Check the website folks because the “cheapest” vehicle at $17,000 is going to be 8 years old Nissan Leaf AZEO and it will only travel 100km on a full charge (barely one circuit of Canberra). The battery life will already be reduced at least 20% and it is only supported by a 24,000km (not miles) warranty. A new battery replacement for this vehicle will cost over $10,000.

Also, I didn’t see any steak knives being offered either so proceed with caution.

    dolphin dolphin 9:59 pm 07 Feb 21

    You really are a broken record Retro. The EV revolution is on its way here. Within a few years hardly any companies will be making petrol vehicles. People like you will still be shouting at the wind, whining and moaning, spruiking the virtues of an obsolete technology.

    Capital Retro Capital Retro 9:34 am 08 Feb 21

    Good luck with your 100km clunker, dolphin.

    JS9 JS9 9:45 am 08 Feb 21

    If you run the world CR, we’d all still be living in caves – one to kybosh any idea that you have any misforgivings over, no matter how utterly ridiculous your position may be. Must be a sad way to exist.

    It is private enterprise trying to fill a gap in the market.

    Capital Retro Capital Retro 1:07 pm 08 Feb 21

    That’s a typical response from someone who can’t deal with the facts when they get in the way of the progressive narrative and everything I have said or linked to on this thread is FACT.

    And there is nothing wrong with living in caves.

    JS9 JS9 10:50 am 09 Feb 21

    The truth hurts CR – you know I’m spot on. You haven’t a progressive bone in your body. The ‘good old way’ is the only way for you – because as long as the damage is being done to someone else and not you, you couldn’t care less. As long as you don’t pay for the externality, and someone else chokes on the coal dust from the coal power plants, or someone else chokes on the nitrous oxide.

    I find it amazing there are human beings out there that are against progress by default. We should be looking for ways to do things better then what we do….. yet your quite happy for the old status quo to be the way forever.

    As I said, you’d rather be running around bashing each other with clubs, living in caves, then actually trying to progress and improve the qualities of lives for all. But that comes from an exceptionally self-centered view of the world I suppose, based solely on individualism and ignoring any ability to see the benefits that accrue from a want to improve collectively the lot of the world.

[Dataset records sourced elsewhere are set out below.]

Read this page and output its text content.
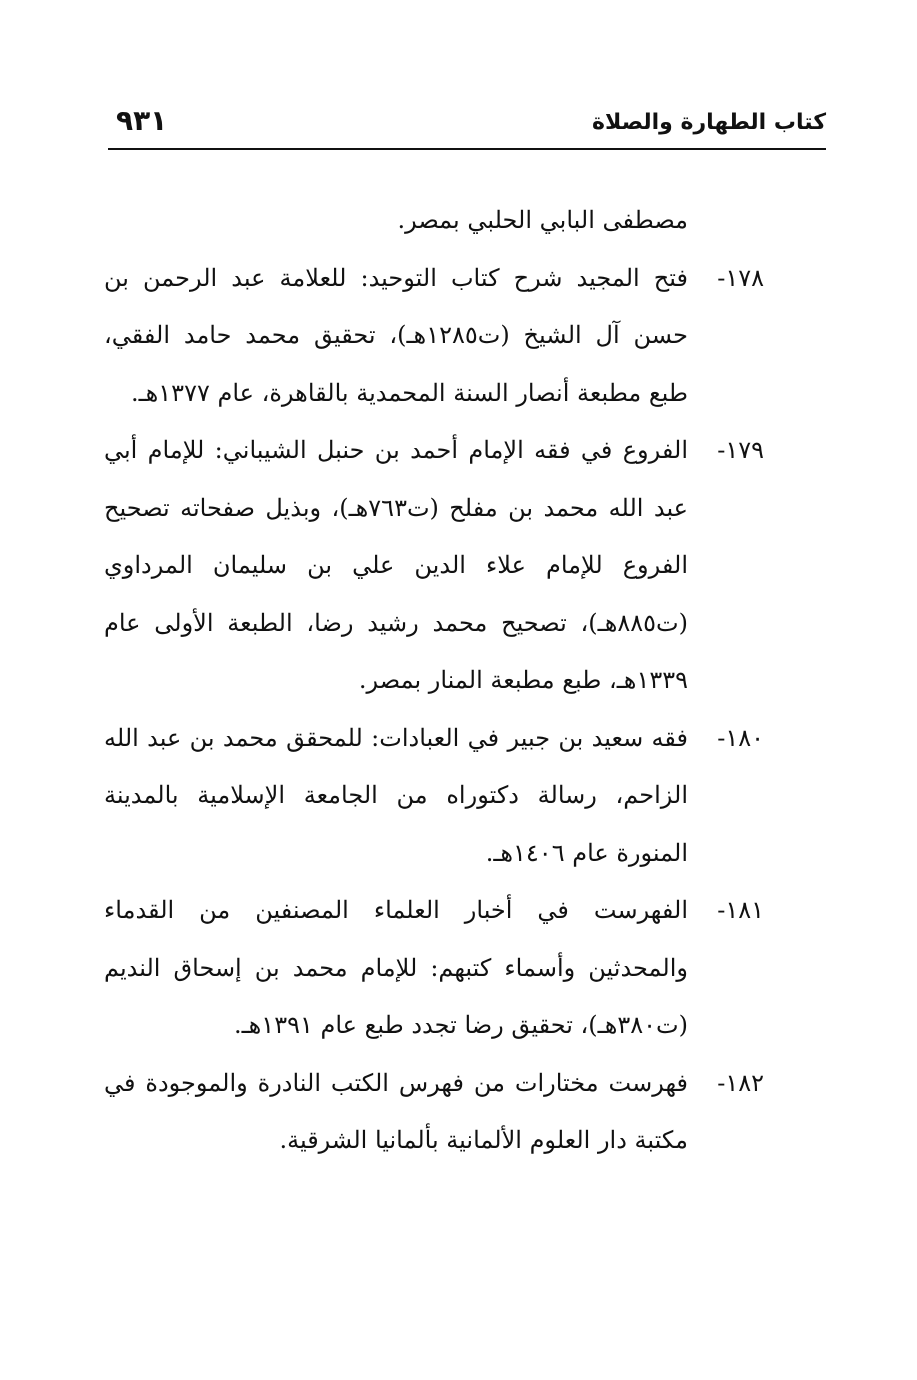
كتاب الطهارة والصلاة
٩٣١
مصطفى البابي الحلبي بمصر.
١٧٨-
فتح المجيد شرح كتاب التوحيد: للعلامة عبد الرحمن بن حسن آل الشيخ (ت١٢٨٥هـ)، تحقيق محمد حامد الفقي، طبع مطبعة أنصار السنة المحمدية بالقاهرة، عام ١٣٧٧هـ.
١٧٩-
الفروع في فقه الإمام أحمد بن حنبل الشيباني: للإمام أبي عبد الله محمد بن مفلح (ت٧٦٣هـ)، وبذيل صفحاته تصحيح الفروع للإمام علاء الدين علي بن سليمان المرداوي (ت٨٨٥هـ)، تصحيح محمد رشيد رضا، الطبعة الأولى عام ١٣٣٩هـ، طبع مطبعة المنار بمصر.
١٨٠-
فقه سعيد بن جبير في العبادات: للمحقق محمد بن عبد الله الزاحم، رسالة دكتوراه من الجامعة الإسلامية بالمدينة المنورة عام ١٤٠٦هـ.
١٨١-
الفهرست في أخبار العلماء المصنفين من القدماء والمحدثين وأسماء كتبهم: للإمام محمد بن إسحاق النديم (ت٣٨٠هـ)، تحقيق رضا تجدد طبع عام ١٣٩١هـ.
١٨٢-
فهرست مختارات من فهرس الكتب النادرة والموجودة في مكتبة دار العلوم الألمانية بألمانيا الشرقية.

    Capital Retro Capital Retro 5:16 pm 09 Feb 21

    Where are the statistics that say people are choking in cold dust and on nitrous oxide JS9?

    I think you are a tad too emotive about it all. Hang onto to your internal combustion car just a little longer and see how it all pans out, eh?

    JS9 JS9 10:47 pm 09 Feb 21

    Well I’m not sure what ‘cold’ dust does, but coal does enormous damage to human health.

    And nitrous oxides aren’t healthy either. I know google keeps threatening to leave Australia, but until they actually do, there are large amounts of studies out there, peer reviewed by people with far greater intellect than either you or me, showing the significant damage to human health that both of those pollutants do. But no, do stick with your uninformed caveman view of the world, if a little bit of research is beyond you.

    But as I said, you couldn’t give one stuff if the externalities hurt someone else – thankfully such narcissistic views aren’t held by everyone, and some actually do want to make a difference and leave the world a better, not worse place for future generations.

    Capital Retro Capital Retro 9:28 am 10 Feb 21

    I think you realise that the word was meant to be coal, so where are the statistics?

    Re nitrous oxide, there are huge amounts of this toxic stuff produced “under our noses” here in Canberra: https://www.canberratimes.com.au/story/6894934/landfill-methane-gas-to-power-thousands-of-act-homes/

    Are you complaining to the ACT government about this?

Capital Retro Capital Retro 3:15 pm 06 Feb 21

“low-mileage”? They must have been built last century.